Japanese mathematician

Goro Nishida (西田 吾郎, Nishida Gorō) was a Japanese mathematician. He was a leading member of the Japanese school of homotopy theory, following in the tradition of Hiroshi Toda.

Nishida received his Ph.D. from Kyoto University in 1973, after spending the 1971–72 academic year at the University of Manchester in England. He then became a professor at Kyoto University in 1990. His proof in 1973 of Michael Barratt's conjecture (that positive-degree elements in the stable homotopy ring of spheres are nilpotent) was a major breakthrough: following Frank Adams' solution of the Hopf invariant one problem, it marked the beginning of a new global understanding of algebraic topology.

His contributions to the field were celebrated in 2003 at the NishidaFest in Kinosaki, followed by a satellite conference at the Nagoya Institute of Technology; the proceedings were published in Geometry and Topology's monograph series.

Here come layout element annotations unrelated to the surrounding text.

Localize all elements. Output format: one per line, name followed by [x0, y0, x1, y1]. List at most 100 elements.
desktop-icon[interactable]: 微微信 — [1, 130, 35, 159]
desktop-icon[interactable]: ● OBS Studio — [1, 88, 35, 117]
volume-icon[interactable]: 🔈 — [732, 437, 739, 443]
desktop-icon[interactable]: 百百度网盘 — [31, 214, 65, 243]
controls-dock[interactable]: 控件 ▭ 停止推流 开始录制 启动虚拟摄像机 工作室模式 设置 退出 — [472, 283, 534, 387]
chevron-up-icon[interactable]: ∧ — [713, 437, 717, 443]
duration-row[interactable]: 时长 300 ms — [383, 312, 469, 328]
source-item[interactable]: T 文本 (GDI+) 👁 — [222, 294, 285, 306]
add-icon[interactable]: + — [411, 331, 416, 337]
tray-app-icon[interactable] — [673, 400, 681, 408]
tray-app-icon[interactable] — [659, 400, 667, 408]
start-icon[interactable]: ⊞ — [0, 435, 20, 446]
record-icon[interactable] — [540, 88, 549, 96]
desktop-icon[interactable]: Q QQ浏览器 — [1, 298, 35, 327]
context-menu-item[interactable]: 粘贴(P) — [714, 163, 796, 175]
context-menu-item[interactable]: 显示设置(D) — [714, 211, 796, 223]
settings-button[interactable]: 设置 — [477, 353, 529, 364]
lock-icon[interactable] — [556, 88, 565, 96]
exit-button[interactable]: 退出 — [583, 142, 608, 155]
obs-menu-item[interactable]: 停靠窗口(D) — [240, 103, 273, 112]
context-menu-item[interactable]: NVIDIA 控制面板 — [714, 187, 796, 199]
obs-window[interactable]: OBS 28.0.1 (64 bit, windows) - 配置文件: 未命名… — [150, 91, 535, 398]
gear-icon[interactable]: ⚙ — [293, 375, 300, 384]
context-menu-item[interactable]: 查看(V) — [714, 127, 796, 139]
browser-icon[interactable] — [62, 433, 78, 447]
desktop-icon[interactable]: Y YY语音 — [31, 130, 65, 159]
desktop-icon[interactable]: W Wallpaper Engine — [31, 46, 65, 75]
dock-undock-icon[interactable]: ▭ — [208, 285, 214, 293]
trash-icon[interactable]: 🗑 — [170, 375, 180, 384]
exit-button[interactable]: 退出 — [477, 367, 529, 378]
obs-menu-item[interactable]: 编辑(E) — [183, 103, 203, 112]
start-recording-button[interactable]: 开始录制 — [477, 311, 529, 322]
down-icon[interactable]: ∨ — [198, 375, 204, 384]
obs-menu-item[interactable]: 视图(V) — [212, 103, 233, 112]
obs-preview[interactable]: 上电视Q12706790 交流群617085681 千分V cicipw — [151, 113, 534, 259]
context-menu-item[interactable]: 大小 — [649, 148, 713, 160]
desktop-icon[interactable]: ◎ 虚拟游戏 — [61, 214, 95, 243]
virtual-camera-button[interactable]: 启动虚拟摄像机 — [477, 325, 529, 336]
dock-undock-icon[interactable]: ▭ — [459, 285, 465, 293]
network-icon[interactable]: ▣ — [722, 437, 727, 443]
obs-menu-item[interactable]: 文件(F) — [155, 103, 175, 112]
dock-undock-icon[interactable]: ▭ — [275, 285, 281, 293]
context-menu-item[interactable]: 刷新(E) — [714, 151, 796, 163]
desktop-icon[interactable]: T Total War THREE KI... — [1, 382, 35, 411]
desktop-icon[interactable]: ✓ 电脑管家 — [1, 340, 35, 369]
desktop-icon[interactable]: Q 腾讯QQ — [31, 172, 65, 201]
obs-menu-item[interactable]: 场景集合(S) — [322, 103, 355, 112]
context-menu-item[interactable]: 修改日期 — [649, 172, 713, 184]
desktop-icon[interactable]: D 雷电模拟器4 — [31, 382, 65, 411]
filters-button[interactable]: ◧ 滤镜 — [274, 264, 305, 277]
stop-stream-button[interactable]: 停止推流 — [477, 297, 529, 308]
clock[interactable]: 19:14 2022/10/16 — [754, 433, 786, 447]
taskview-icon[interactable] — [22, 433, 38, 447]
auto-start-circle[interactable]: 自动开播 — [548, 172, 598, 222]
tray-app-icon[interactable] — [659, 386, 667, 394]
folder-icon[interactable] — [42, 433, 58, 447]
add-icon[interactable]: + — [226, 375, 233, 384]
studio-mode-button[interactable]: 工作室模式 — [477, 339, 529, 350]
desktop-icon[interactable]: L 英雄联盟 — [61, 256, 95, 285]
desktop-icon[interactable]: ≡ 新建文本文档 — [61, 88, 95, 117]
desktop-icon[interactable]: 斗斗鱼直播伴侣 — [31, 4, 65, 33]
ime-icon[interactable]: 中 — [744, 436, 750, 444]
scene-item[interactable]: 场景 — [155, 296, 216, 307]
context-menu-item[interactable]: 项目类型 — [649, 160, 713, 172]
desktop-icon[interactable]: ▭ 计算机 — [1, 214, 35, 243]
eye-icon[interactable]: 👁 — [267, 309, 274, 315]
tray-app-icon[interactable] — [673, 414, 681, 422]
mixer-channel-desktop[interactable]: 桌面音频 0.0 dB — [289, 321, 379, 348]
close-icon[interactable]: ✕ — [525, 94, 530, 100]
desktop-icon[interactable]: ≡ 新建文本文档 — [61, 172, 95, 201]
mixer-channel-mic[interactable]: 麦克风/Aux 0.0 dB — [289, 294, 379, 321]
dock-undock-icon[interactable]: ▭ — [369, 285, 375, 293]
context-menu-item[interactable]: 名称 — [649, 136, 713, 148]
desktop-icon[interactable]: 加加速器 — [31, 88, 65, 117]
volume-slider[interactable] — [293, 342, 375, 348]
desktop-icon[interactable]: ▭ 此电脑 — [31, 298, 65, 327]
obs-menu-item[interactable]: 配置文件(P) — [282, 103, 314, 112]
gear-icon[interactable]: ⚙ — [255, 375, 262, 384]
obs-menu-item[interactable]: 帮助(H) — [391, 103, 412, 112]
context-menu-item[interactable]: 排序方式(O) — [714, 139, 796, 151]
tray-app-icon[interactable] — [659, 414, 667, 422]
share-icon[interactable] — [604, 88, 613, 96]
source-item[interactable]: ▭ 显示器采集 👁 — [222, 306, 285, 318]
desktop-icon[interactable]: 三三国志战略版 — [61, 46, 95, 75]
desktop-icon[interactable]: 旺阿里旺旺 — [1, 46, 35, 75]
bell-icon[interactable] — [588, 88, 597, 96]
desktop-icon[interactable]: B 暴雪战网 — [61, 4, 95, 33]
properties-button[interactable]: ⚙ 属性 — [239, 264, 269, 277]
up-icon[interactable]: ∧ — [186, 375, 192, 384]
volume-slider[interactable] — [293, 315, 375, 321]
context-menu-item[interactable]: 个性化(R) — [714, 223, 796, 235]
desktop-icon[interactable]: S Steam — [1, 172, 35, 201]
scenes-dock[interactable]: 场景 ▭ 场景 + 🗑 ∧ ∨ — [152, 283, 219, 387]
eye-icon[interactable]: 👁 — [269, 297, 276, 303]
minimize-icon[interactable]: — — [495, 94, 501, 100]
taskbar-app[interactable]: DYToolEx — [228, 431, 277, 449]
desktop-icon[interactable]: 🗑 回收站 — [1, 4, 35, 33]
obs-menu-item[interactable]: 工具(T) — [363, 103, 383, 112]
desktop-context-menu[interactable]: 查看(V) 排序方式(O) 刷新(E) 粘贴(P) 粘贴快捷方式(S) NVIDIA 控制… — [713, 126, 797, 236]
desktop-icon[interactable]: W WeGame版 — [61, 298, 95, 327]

In 2000 he was the leading organizer for a concentration year at the Japan–US Mathematics Institute at Johns Hopkins University.

Nishida's earliest work grew out of the study of infinite loop spaces; his first paper (in 1968, on what came eventually to be known as the Nishida relations) accounts for interactions between Steenrod operations and Kudo–Araki (Dyer–Lashof) operations. Some of his later work concerns a circle of ideas surrounding the Segal conjecture, transfer homomorphisms, and stable splittings of classifying spaces of groups. The ideas in this series of papers have by now grown into a rich subfield of homotopy theory; it continues today in (for example) the theory of p-compact groups.